24 April 2006

the christians and the pagans

i work across the hall from the offices for a christian bookshop. this building is practically notorious in new york city, housing the two biggest broadway casting offices, three or four off-broadway companies, a couple of producers, and a handful of smaller theatrical outfits. and a christian bookshop. i always feel slightly subversive around them, in their blue polos and crisp khakis - ooh, i'm wearing jeans and doc martins, what a heathen. i just read a play with fucking. while they're propagating the word of christ. but they're very nice, and put an air freshener in the shared bathroom down the hall.

the bookshop proper is on the first floor of the building, and while walking past it on my way back from starbucks* there was an oaktag sign propped next to the store. in big magic marker letters, the sign cautioned christians not to buy the new king james bible from this store, but only the old kj, and then, in smaller magic marker letters, enumerated what i guess were translation errors,** or some sort of corrections. when i stopped to read the sign, because you don't not stop to read a sign like that, a man standing nearby, a not-very-crazy-looking guy with a big floral suitcase said, 'it's for this store.' oh, right, and not the other christian bookshop in times square that the sign was propped against. 'okay,' i said. then he asked, 'are you a christian?' i readied myself for a bit of prosletysing, kinda looking forward to getting to defend my rarely trotted-out agnosticism. 'no.' 'oh, okay,' and then he just let me go.

it was recently pointed out how ironic it is*** that jevovah's witnesses go door-to-door recruiting, as part of the jw beliefs is that there's a set number of seats in heaven - why would they want to mess up their chances, right? i know i shouldn't assume that floral suitcase guy's sort of crazy-looking magic marker oak-tag signs indicate any tendency to preach to strangers on the street, and it makes me feel a little closed-minded about crazy people and christians to have expected him to start trying to convert me right there on 43rd street. i'm also wondering how messed up i am that when he didn't start preaching, i was disappointed.

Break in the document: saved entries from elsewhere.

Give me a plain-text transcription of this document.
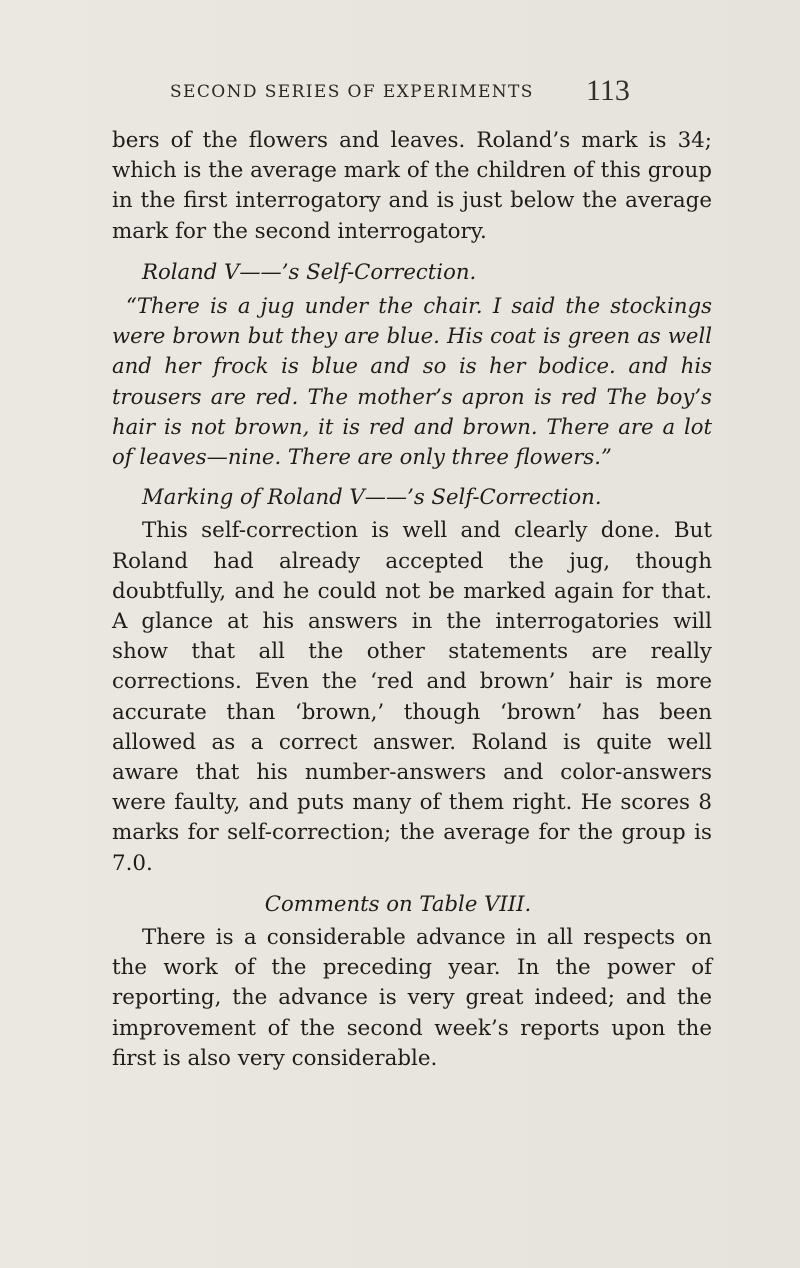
SECOND SERIES OF EXPERIMENTS 113

bers of the flowers and leaves. Roland’s mark is 34; which is the average mark of the children of this group in the first interrogatory and is just below the average mark for the second interrogatory.

Roland V——’s Self-Correction.

“There is a jug under the chair. I said the stockings were brown but they are blue. His coat is green as well and her frock is blue and so is her bodice. and his trousers are red. The mother’s apron is red The boy’s hair is not brown, it is red and brown. There are a lot of leaves—nine. There are only three flowers.”

Marking of Roland V——’s Self-Correction.

This self-correction is well and clearly done. But Roland had already accepted the jug, though doubtfully, and he could not be marked again for that. A glance at his answers in the interrogatories will show that all the other statements are really corrections. Even the ‘red and brown’ hair is more accurate than ‘brown,’ though ‘brown’ has been allowed as a correct answer. Roland is quite well aware that his number-answers and color-answers were faulty, and puts many of them right. He scores 8 marks for self-correction; the average for the group is 7.0.

Comments on Table VIII.

There is a considerable advance in all respects on the work of the preceding year. In the power of reporting, the advance is very great indeed; and the improvement of the second week’s reports upon the first is also very considerable.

in other xtian news, i caught the last half hour of constantine on hbo last night. god, tilda swinton is fucking amazing.****

*with perhaps the most complicated drink that can be created there without whipped cream, an iced grande half-caff single soy caramel sauce latte, god help them. i was too ashamed to ask for 'light ice.' god help us all.

**because the biblical translation errors we should be worrying about are from the old kj to the new, and not, you know, that thing about moses having horns coming from his head rather than light.

***and if you know, feel free to remind me where i got this, because i know i didn't make it up myself, but can't remember the source.

****for some reason, amazing tilda-as-gabriel pictures are pretty thin on the ground around the interweb. so i google image-searched "amazing." and this was the first actually amazing thing i found. but only because the link to the photo of the guy whose torso was covered in tattoos was dead.

1 comment:

Rocco said...

hey, thanks for commenting (no one ever comments!). I like your blog. I've been reading it instead of working for about a half hour now.

You're right. I think I have to put an asterisk on my comments about Pedro. Its not that he was so amazing in either play. He's not, like, Cherry Jones or anything. But the difference between the two characters is so great, you can tell the guy's got talent.